The data, summarized by the Maryland Department of Labor, shows that Maryland added approximately 200 private-sector jobs in September, with gains concentrated in accommodation and food services, health care, and transportation-related industries. Those gains, however, were offset by steep declines in government employment—particularly at the federal level.
Federal Cuts Continue to Bite
Maryland lost an estimated 700 federal civilian jobs in September alone, bringing total federal job losses since January 2025 to roughly 14,600. No other state has seen federal employment fall as sharply this year, reflecting Maryland’s outsized dependence on government payrolls and federal contracting.
Local government employment also showed volatility, declining by about 8,800 jobs, a figure analysts caution may reflect seasonal adjustments and data noise rather than permanent layoffs. Still, the combined effect pushed total government employment down by more than 9,000 positions for the month.
From a center-right perspective, the numbers highlight a long-standing structural issue: Maryland’s economy remains heavily tethered to Washington. While federal workforce reductions—driven by hiring freezes, reorganizations, and budget pressures—are often defended by fiscal conservatives as necessary belt-tightening, they expose the state’s vulnerability when government spending slows.
Private Sector Resilience, With Limits
State officials point to non-federal job growth as evidence of resilience. Since January 2023, Maryland has added nearly 97,000 non-federal jobs, outpacing the national average over that period. Supporters of the Moore administration argue this demonstrates successful diversification efforts.
But critics counter that September’s numbers show private growth is no longer strong enough to fully absorb federal losses. Sectors like administrative support, retail trade, and arts and entertainment posted job declines, suggesting broader softening as higher interest rates, inflation fatigue, and reduced federal spending ripple through the economy.

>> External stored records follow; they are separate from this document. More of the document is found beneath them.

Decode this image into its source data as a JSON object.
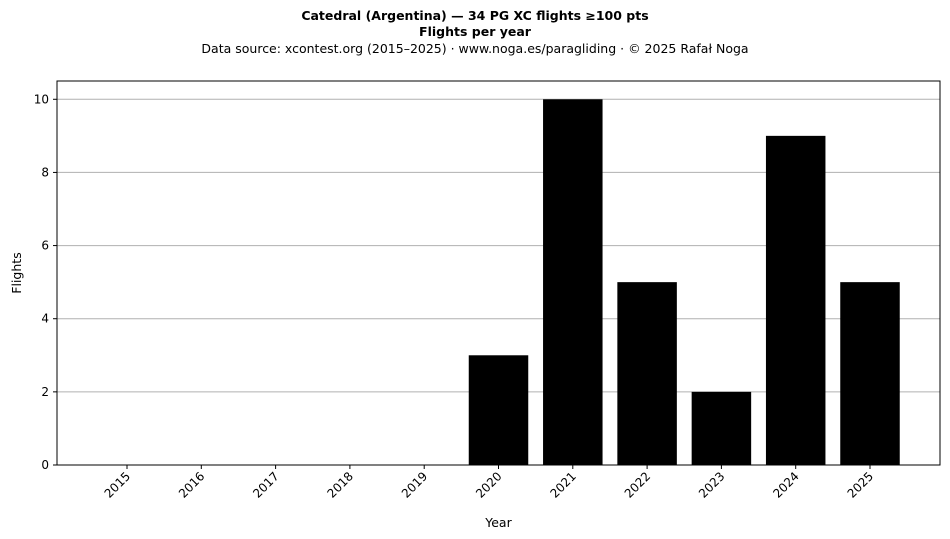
{
  "chart_data": {
    "type": "bar",
    "title": "Catedral (Argentina)  —  34 PG XC flights ≥100 pts",
    "subtitle": "Flights per year",
    "source_note": "Data source: xcontest.org (2015–2025)  ·  www.noga.es/paragliding  ·  © 2025 Rafał Noga",
    "xlabel": "Year",
    "ylabel": "Flights",
    "categories": [
      "2015",
      "2016",
      "2017",
      "2018",
      "2019",
      "2020",
      "2021",
      "2022",
      "2023",
      "2024",
      "2025"
    ],
    "values": [
      0,
      0,
      0,
      0,
      0,
      3,
      10,
      5,
      2,
      9,
      5
    ],
    "ylim": [
      0,
      10.5
    ],
    "yticks": [
      "0",
      "2",
      "4",
      "6",
      "8",
      "10"
    ],
    "grid": "horizontal",
    "bar_color": "#000000",
    "grid_color": "#b0b0b0"
  }
}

The unemployment rate also marks a notable year-over-year increase. In September 2024, Maryland’s jobless rate stood at 2.9%, nearly a full percentage point lower than today.
Shutdown Fallout Still Ahead
Importantly, the September report does not yet capture the full impact of the historic 43-day federal government shutdown that began October 1, 2025. Because data collection was disrupted, there will be no separate October employment report; October and November figures will be released together in January 2026.
That delay raises concerns that current figures may understate the true economic damage, particularly for federal contractors, small businesses near government hubs, and counties reliant on income-tax revenue from federal workers.
A Warning Sign for Policymakers
While Maryland’s unemployment rate remains comparatively low, September’s increase serves as a warning signal. For center-right analysts, the lesson is clear: overreliance on federal employment leaves the state exposed to political and budgetary shocks beyond its control.
Whether state leaders—including Gov. Wes Moore—use this moment to accelerate private-sector diversification, reduce regulatory barriers, and encourage investment outside the government orbit may determine whether Maryland can weather future downturns with greater stability.
For now, the September data paints a mixed picture: a private economy still growing, but not fast enough to counterbalance a shrinking federal footprint—an imbalance Maryland can no longer afford to ignore.